Remove Recurrent Contaminants
In viral mNGS diagnosis, a common challenge is the frequent classification of sequences as viral that appear across unrelated samples. These spurious hits often arise from non-viral elements such as rRNA, vector contamination and sequencing adapters within the viral database, along with viral-derived sequences likely introduced into the mNGS samples during sample preparation (e.g., CMV enhancers).
To improve diagnostic specificity and reduce false-positive identifications, we
recommend to systematically mask these recurrent contaminants.
This is the main goal of the Contaminants Masking step implemented into VirMask.
In order to use the Contaminants Masking option alone (instead of
VirMask as a whole) users need to run:
Recurrent_masking.py --mNGS_runs <mNGS_to_analyse.txt> [options]
Information on the input parameters can be obtained with the -h flag:
usage: Recurrent_masking.py [-h] --mNGS_runs MNGS_RUNS [options]
Detection and masking of recurrent contaminants within the viral database.
Options:
-h, --help show this help message and exit
--mNGS_runs MNGS_RUNS
Path to a .txt file listing all mNGS runs to consider (one run per row)
--virmet_db VIRMET_DB
Path to the VirMet database (default: /data/virmet_databases_update/)
--across_sample_freq ACROSS_SAMPLE_FREQ
Across-sample frequency threshold (default: 0.2 = 20%)
--within_acc_dominance WITHIN_ACC_DOMINANCE
Within-accession dominance threshold (default: 0.2 = 20%)
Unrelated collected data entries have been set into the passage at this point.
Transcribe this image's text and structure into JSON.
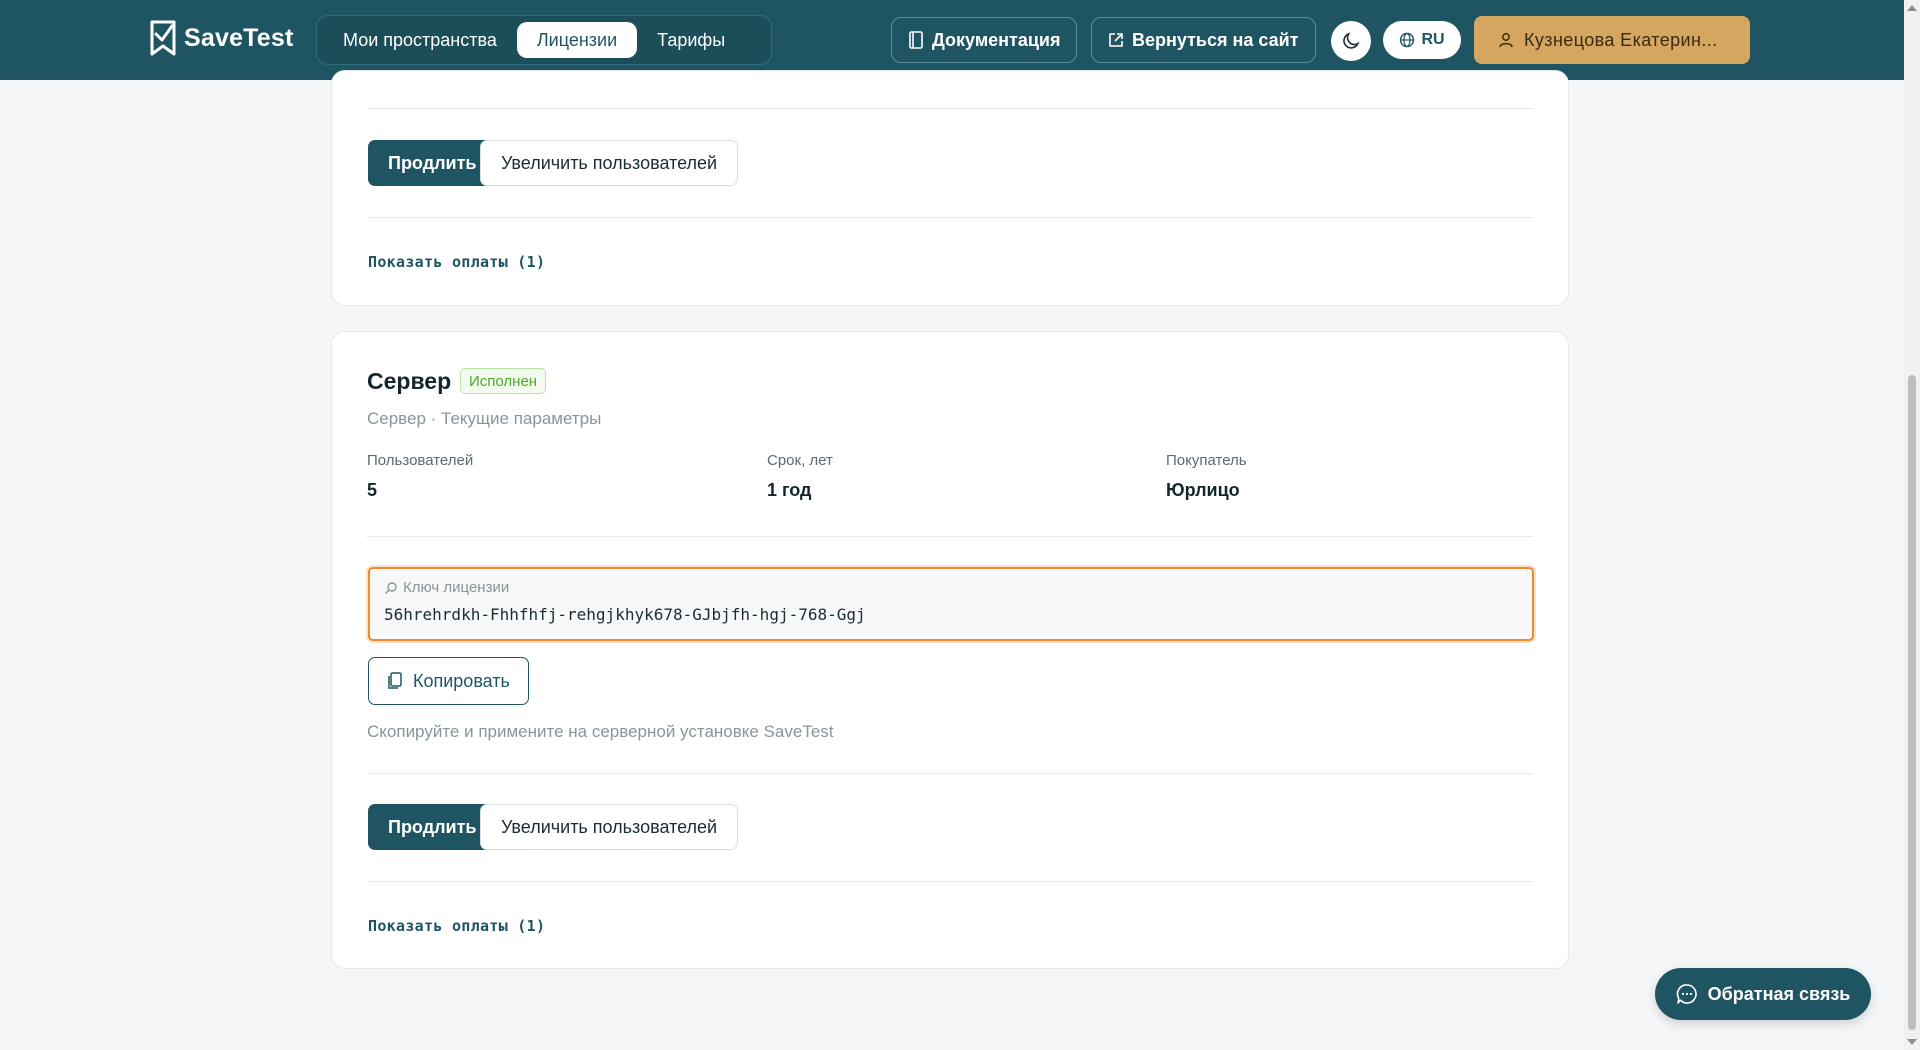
{
  "header": {
    "brand": "SaveTest",
    "tabs": [
      {
        "label": "Мои пространства"
      },
      {
        "label": "Лицензии"
      },
      {
        "label": "Тарифы"
      }
    ],
    "docs_label": "Документация",
    "back_label": "Вернуться на сайт",
    "lang_label": "RU",
    "user_label": "Кузнецова  Екатерин..."
  },
  "license_top": {
    "renew_label": "Продлить",
    "increase_label": "Увеличить пользователей",
    "payments_label": "Показать оплаты (1)"
  },
  "license_server": {
    "title": "Сервер",
    "status": "Исполнен",
    "subtitle": "Сервер · Текущие параметры",
    "stats": [
      {
        "label": "Пользователей",
        "value": "5"
      },
      {
        "label": "Срок, лет",
        "value": "1 год"
      },
      {
        "label": "Покупатель",
        "value": "Юрлицо"
      }
    ],
    "key_label": "Ключ лицензии",
    "key_value": "56hrehrdkh-Fhhfhfj-rehgjkhyk678-GJbjfh-hgj-768-Ggj",
    "copy_label": "Копировать",
    "hint": "Скопируйте и примените на серверной установке SaveTest",
    "renew_label": "Продлить",
    "increase_label": "Увеличить пользователей",
    "payments_label": "Показать оплаты (1)"
  },
  "feedback_label": "Обратная связь",
  "colors": {
    "primary": "#1f5562",
    "user_accent": "#d4a65f",
    "success": "#4caa2b",
    "focus": "#ef8a2f"
  }
}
--min_fragment_size MIN_FRAGMENT_SIZE
Minimum size of the fragment to be masked (default: 21 bp)
--max_fragment_size MAX_FRAGMENT_SIZE
Maximum size of the fragment to be masked (default: 499 bp)
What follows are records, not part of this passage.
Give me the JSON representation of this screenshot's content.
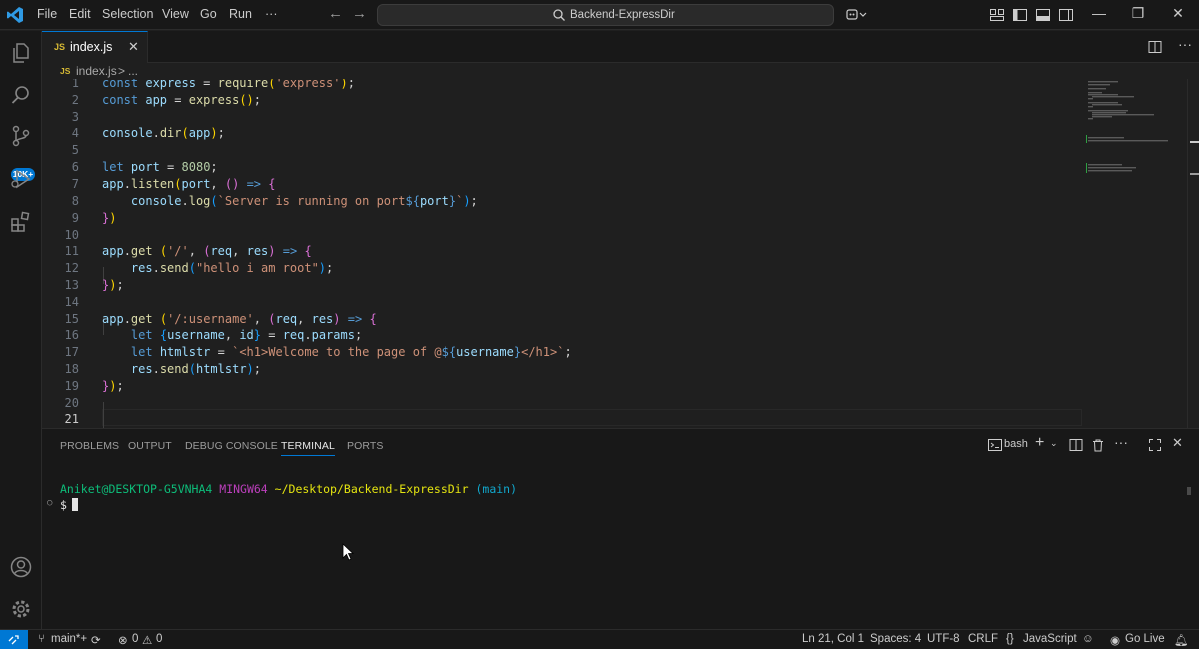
{
  "menu": [
    "File",
    "Edit",
    "Selection",
    "View",
    "Go",
    "Run",
    "···"
  ],
  "search": {
    "text": "Backend-ExpressDir"
  },
  "activity": {
    "items": [
      "explorer-icon",
      "search-icon",
      "source-control-icon",
      "run-debug-icon",
      "extensions-icon"
    ],
    "badge": "10K+",
    "bottom": [
      "account-icon",
      "settings-gear-icon"
    ]
  },
  "tab": {
    "lang": "JS",
    "name": "index.js",
    "close": "✕"
  },
  "breadcrumb": {
    "lang": "JS",
    "file": "index.js",
    "sep": ">",
    "more": "..."
  },
  "editor": {
    "line_numbers": [
      "1",
      "2",
      "3",
      "4",
      "5",
      "6",
      "7",
      "8",
      "9",
      "10",
      "11",
      "12",
      "13",
      "14",
      "15",
      "16",
      "17",
      "18",
      "19",
      "20",
      "21"
    ],
    "active_line": "21"
  },
  "panel": {
    "tabs": [
      "PROBLEMS",
      "OUTPUT",
      "DEBUG CONSOLE",
      "TERMINAL",
      "PORTS"
    ],
    "active_tab": "TERMINAL",
    "shell": "bash"
  },
  "terminal": {
    "user": "Aniket@DESKTOP-G5VNHA4",
    "env": "MINGW64",
    "path": "~/Desktop/Backend-ExpressDir",
    "branch": "(main)",
    "prompt": "$"
  },
  "status": {
    "branch": "main*+",
    "errors": "0",
    "warnings": "0",
    "position": "Ln 21, Col 1",
    "spaces": "Spaces: 4",
    "encoding": "UTF-8",
    "eol": "CRLF",
    "language": "JavaScript",
    "golive": "Go Live"
  },
  "colors": {
    "accent": "#0078d4",
    "bg": "#1f1f1f",
    "chrome": "#181818"
  }
}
--max_genome_perc MAX_GENOME_PERC
Maximum percentage of genome to mask (default: 0.05 = 5%)
--controls CONTROLS Pattern to identify viruses that should be prevented from masking.
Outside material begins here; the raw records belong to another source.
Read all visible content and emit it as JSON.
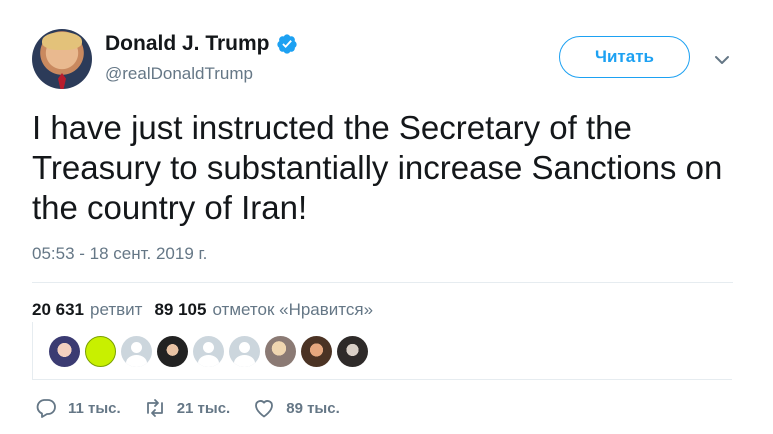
{
  "author": {
    "name": "Donald J. Trump",
    "handle": "@realDonaldTrump",
    "verified": true
  },
  "follow_button": {
    "label": "Читать"
  },
  "tweet": {
    "text": "I have just instructed the Secretary of the Treasury to substantially increase Sanctions on the country of Iran!",
    "timestamp": "05:53 - 18 сент. 2019 г."
  },
  "stats": {
    "retweets_count": "20 631",
    "retweets_label": "ретвит",
    "likes_count": "89 105",
    "likes_label": "отметок «Нравится»"
  },
  "liker_avatars": [
    {
      "name": "liker-avatar-1"
    },
    {
      "name": "liker-avatar-2"
    },
    {
      "name": "liker-avatar-3"
    },
    {
      "name": "liker-avatar-4"
    },
    {
      "name": "liker-avatar-5"
    },
    {
      "name": "liker-avatar-6"
    },
    {
      "name": "liker-avatar-7"
    },
    {
      "name": "liker-avatar-8"
    },
    {
      "name": "liker-avatar-9"
    }
  ],
  "actions": {
    "reply_count": "11 тыс.",
    "retweet_count": "21 тыс.",
    "like_count": "89 тыс."
  },
  "colors": {
    "accent": "#1da1f2",
    "text": "#14171a",
    "muted": "#657786",
    "divider": "#e6ecf0"
  },
  "icons": [
    "verified-badge-icon",
    "chevron-down-icon",
    "reply-icon",
    "retweet-icon",
    "like-icon"
  ]
}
If more than one is provided, add them within quotes and separated by commas.
Example: 'Tunavirus T1, phage MS2'.
This avoids masking your internal controls, which appear in all samples.
--threads THREADS Number of threads to use (default: 24)
Please, note that the outputs will be stored at the working directory. Therefore, it is highly recommended to create an output folder first and set it as the current working directory:
mkdir contaminants_masking_outputs
cd contaminants_masking_outputs
Recurrent_masking.py --mNGS_runs mNGS_to_analyse.txt
Users who use VirMask pipeline don't need to worry about that.
VirMask already offers the possibility to specify an output folder and creates a subfolder
there to store the outputs.
Outputs
Running the previous command should provide the following output files:
- Recurrent_contaminant_regions.tsv: recurrent contaminants identified in the samples.
- Sequence_similarity_search.tsv: homologous regions that were ultimately masked.
- Masked_viral_database.fasta: the masked viral reference database (FASTA file).
- Homologous_regions_masked.fasta: the extracted masked fragments used for validation.
The other intermediate files are there for inspection only and can be removed by the users at any time. They show the VirMet outputs for each of the samples that have been analysed with the unmasked database. These are the outputs from which the recurrent contaminants have been extracted.
Enjoy removing Recurrent Contaminants!